If we see funds spending a lot of time on general marketing, it slightly puts us off. It means you're not spending enough time with your portfolio or building it.
Okay, we have the product, but then the product also has to be somehow innovative. How significant is innovation to you?
It's somewhat important. I think we're slightly old-fashioned. We still believe in getting out there, meeting people, entrepreneurs, and LPs. It's still a really good approach.
We're not excited by or dazzled by sort of data-driven VC models. I just think it's applicable. In fact, I was talking to one of our managers who's here this morning. They've got a ChatGPT trained to do sourcing. And it's great at creating lots of data, but you cannot train it to make intuitive decisions. So how useful that is unclear to me.

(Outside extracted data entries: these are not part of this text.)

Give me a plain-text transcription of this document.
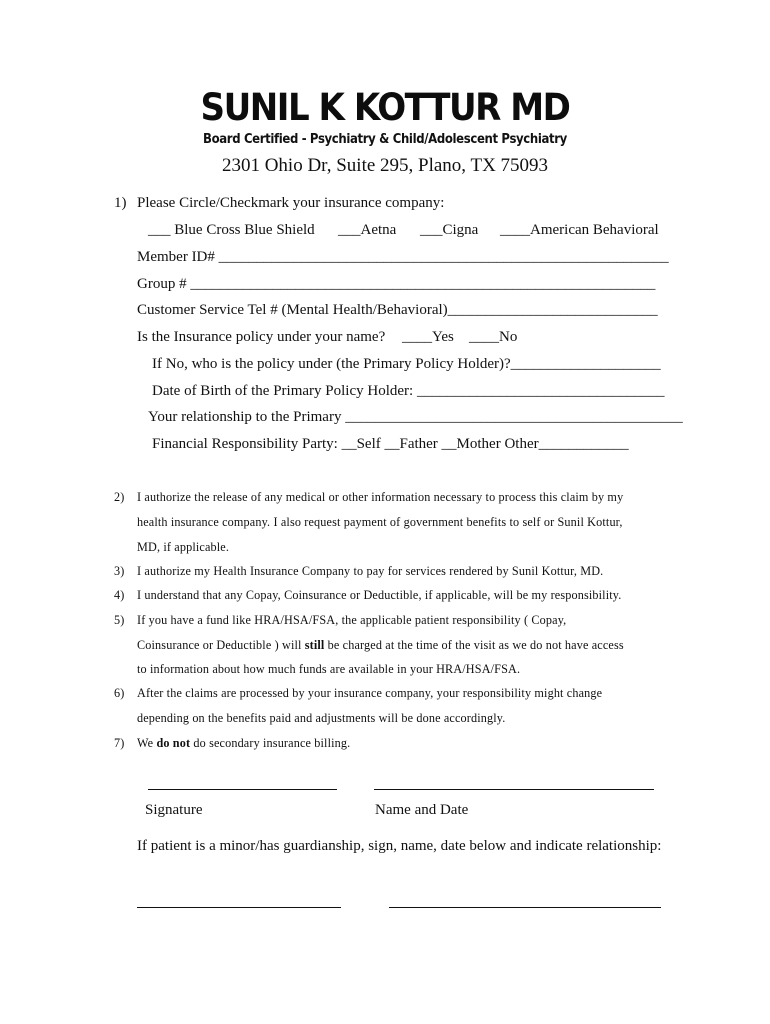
SUNIL K KOTTUR MD
Board Certified - Psychiatry & Child/Adolescent Psychiatry
2301 Ohio Dr, Suite 295, Plano, TX 75093
1) Please Circle/Checkmark your insurance company:
___ Blue Cross Blue Shield ___Aetna ___Cigna ____American Behavioral
Member ID# ____________________________________________________________
Group # ______________________________________________________________
Customer Service Tel # (Mental Health/Behavioral)____________________________
Is the Insurance policy under your name? ____Yes ____No
If No, who is the policy under (the Primary Policy Holder)?____________________
Date of Birth of the Primary Policy Holder: _________________________________
Your relationship to the Primary _____________________________________________
Financial Responsibility Party: __Self __Father __Mother Other____________
2) I authorize the release of any medical or other information necessary to process this claim by my
health insurance company. I also request payment of government benefits to self or Sunil Kottur,
MD, if applicable.
3) I authorize my Health Insurance Company to pay for services rendered by Sunil Kottur, MD.
4) I understand that any Copay, Coinsurance or Deductible, if applicable, will be my responsibility.
5) If you have a fund like HRA/HSA/FSA, the applicable patient responsibility ( Copay,
Coinsurance or Deductible ) will still be charged at the time of the visit as we do not have access
to information about how much funds are available in your HRA/HSA/FSA.
6) After the claims are processed by your insurance company, your responsibility might change
depending on the benefits paid and adjustments will be done accordingly.
7) We do not do secondary insurance billing.
Signature	Name and Date
If patient is a minor/has guardianship, sign, name, date below and indicate relationship:
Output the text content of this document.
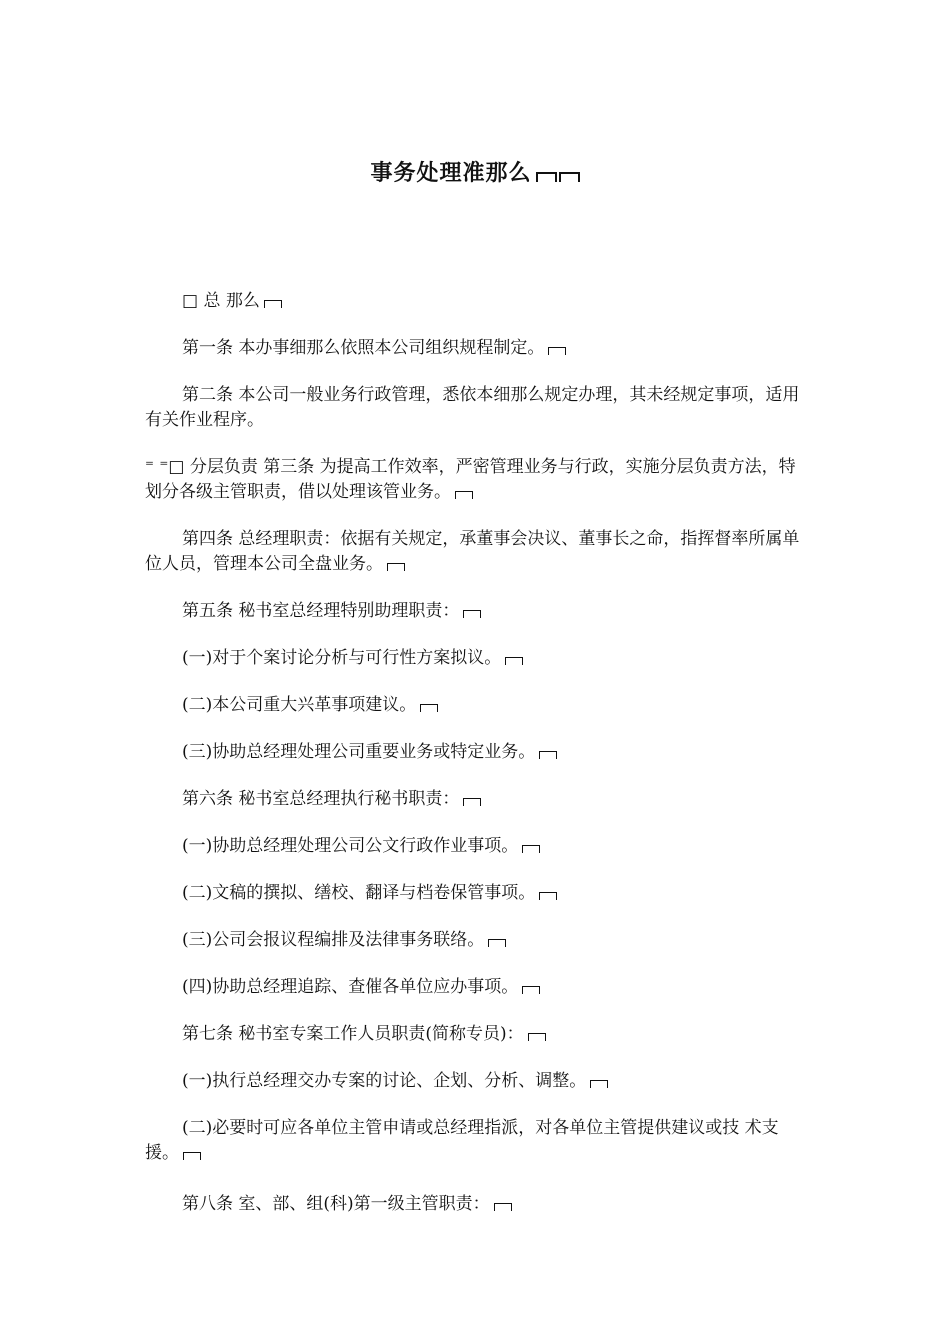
事务处理准那么
□ 总 那么
第一条 本办事细那么依照本公司组织规程制定。
第二条 本公司一般业务行政管理，悉依本细那么规定办理，其未经规定事项，适用有关作业程序。
⁼ ⁼□ 分层负责 第三条 为提高工作效率，严密管理业务与行政，实施分层负责方法，特 划分各级主管职责，借以处理该管业务。
第四条 总经理职责：依据有关规定，承董事会决议、董事长之命，指挥督率所属单位人员，管理本公司全盘业务。
第五条 秘书室总经理特别助理职责：
(一)对于个案讨论分析与可行性方案拟议。
(二)本公司重大兴革事项建议。
(三)协助总经理处理公司重要业务或特定业务。
第六条 秘书室总经理执行秘书职责：
(一)协助总经理处理公司公文行政作业事项。
(二)文稿的撰拟、缮校、翻译与档卷保管事项。
(三)公司会报议程编排及法律事务联络。
(四)协助总经理追踪、查催各单位应办事项。
第七条 秘书室专案工作人员职责(简称专员)：
(一)执行总经理交办专案的讨论、企划、分析、调整。
(二)必要时可应各单位主管申请或总经理指派，对各单位主管提供建议或技 术支援。
第八条 室、部、组(科)第一级主管职责：
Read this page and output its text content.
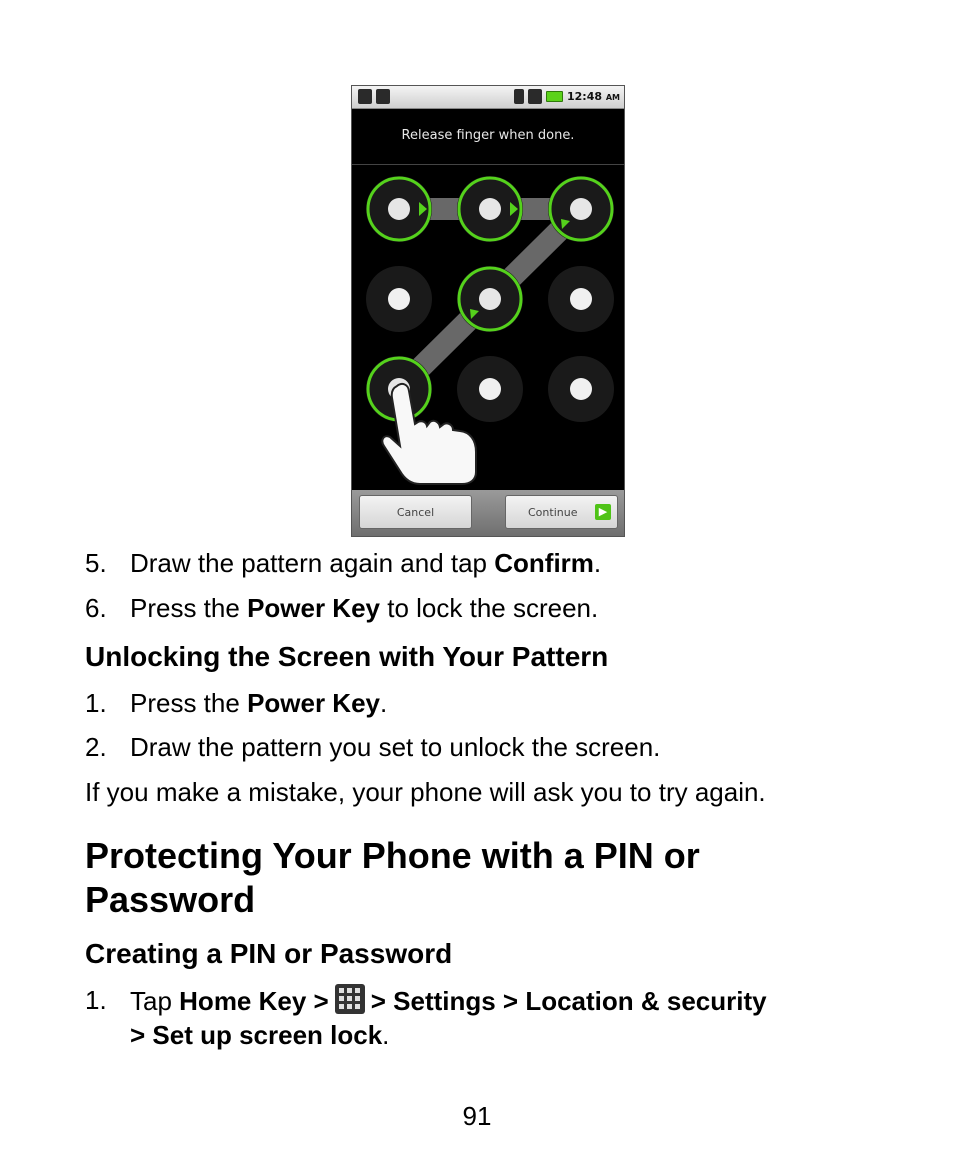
12:48 AM
Release finger when done.
Cancel	Continue	▶
5. Draw the pattern again and tap Confirm.
6. Press the Power Key to lock the screen.
Unlocking the Screen with Your Pattern
1. Press the Power Key.
2. Draw the pattern you set to unlock the screen.
If you make a mistake, your phone will ask you to try again.
Protecting Your Phone with a PIN or
Password
Creating a PIN or Password
1. Tap Home Key > > Settings > Location & security
> Set up screen lock.
91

By the way, an extremely good book to read about venture capital is Sebastian Mallaby's The Power Law. I'd recommend it to anybody who's interested in venture capital. It basically goes back to the beginning of venture capital.
Now, what I'd like to innovate is this notion that VCs should be thinking about their fund as a business of having two halves: investing and then divesting. And my contention is most people are very good at the first half and not very good at the second half.
We have a few managers in our portfolio, who just are religiously focused on DPI, Distributions to Paid-In. They do so not by trying to convince the company to sell at some premature time, which is always the debate: do you sell early or do you sell now, but actually by selling a bit.
And a little bit like a football game, you just want to keep scoring goals to win the game, sending a little and often back to LPs makes LPs much more likely to want to invest in your follow-on fund. Even if actually, the total DPI number may not be very big. Because what it's communicating is you've understood the business model of venture capital.